Wind power farms and photovoltaic parks mushroomed in 2011, after Bulgaria introduced generous subsidies for renewable energy, guaranteed for 20 years and committed to buy all the energy produced by them.
But the incentives have weighed on the power costs in the European Union’s poorest country, which has met its 2020 target for a 16 percent share of renewable energy at the end of 2013.
The granted incentives will still be valid for already operational wind and solar energy plants.
The amendments of the energy law, approved by the parliament, also envisioned that the public power provider NEK will not be obliged to buy power at preferential prices from heating power plants that cannot prove energy efficiency.

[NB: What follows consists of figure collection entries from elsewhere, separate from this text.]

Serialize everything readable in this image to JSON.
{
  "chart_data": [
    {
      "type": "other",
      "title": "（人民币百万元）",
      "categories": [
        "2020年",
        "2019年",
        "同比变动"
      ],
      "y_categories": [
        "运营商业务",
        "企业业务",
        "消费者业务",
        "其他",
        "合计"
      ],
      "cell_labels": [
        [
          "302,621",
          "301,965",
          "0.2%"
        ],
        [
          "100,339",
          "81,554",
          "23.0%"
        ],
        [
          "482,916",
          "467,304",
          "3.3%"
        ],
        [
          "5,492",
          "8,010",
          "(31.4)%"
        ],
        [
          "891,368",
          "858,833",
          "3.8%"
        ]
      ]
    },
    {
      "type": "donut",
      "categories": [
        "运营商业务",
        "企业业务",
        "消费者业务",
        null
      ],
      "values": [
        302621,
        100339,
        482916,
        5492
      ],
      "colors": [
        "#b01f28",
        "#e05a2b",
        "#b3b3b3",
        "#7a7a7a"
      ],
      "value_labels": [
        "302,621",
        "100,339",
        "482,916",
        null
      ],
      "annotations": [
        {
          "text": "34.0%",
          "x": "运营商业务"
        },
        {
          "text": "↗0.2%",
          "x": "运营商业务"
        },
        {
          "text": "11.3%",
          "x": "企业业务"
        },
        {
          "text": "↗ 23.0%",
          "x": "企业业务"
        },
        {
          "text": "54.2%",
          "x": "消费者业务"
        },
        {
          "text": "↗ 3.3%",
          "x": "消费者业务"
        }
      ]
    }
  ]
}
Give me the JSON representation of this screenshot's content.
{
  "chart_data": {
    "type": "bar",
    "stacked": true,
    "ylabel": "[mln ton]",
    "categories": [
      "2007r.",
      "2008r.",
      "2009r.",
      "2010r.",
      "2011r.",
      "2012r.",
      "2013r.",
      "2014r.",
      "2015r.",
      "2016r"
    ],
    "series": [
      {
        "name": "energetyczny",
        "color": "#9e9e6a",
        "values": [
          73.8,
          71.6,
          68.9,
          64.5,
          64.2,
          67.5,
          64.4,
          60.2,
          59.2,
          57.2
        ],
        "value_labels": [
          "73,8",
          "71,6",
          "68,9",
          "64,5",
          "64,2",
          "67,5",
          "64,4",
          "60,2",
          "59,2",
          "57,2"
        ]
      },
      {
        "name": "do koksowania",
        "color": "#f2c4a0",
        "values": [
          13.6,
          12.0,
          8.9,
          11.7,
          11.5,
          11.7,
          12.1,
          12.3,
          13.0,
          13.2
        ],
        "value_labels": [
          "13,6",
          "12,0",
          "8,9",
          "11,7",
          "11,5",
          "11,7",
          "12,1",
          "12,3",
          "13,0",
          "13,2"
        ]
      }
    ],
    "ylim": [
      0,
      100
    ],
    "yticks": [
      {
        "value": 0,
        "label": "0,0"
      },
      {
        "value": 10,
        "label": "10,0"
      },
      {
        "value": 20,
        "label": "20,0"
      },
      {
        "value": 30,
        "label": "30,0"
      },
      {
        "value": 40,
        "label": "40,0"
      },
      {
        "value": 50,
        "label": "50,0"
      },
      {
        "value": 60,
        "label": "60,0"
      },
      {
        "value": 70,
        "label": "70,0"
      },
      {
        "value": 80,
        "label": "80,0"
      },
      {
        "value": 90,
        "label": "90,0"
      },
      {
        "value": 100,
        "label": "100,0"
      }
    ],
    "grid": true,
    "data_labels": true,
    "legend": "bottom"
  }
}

The renewable energy boom, incentives for co-generating power plants and high costs under long-term power purchase agreements have soared NEK’s deficit to 3.3 billion levs ($1.89 billion), the energy ministry has said.
Last week, U.S. power companies AES and ContourGlobal agreed to negotiate lower prices for the electricity they produce in Bulgaria.
The parliament also approved changes to boost the independence of the energy regulator, and its members will be appointed by parliament, and not by the government, as at present.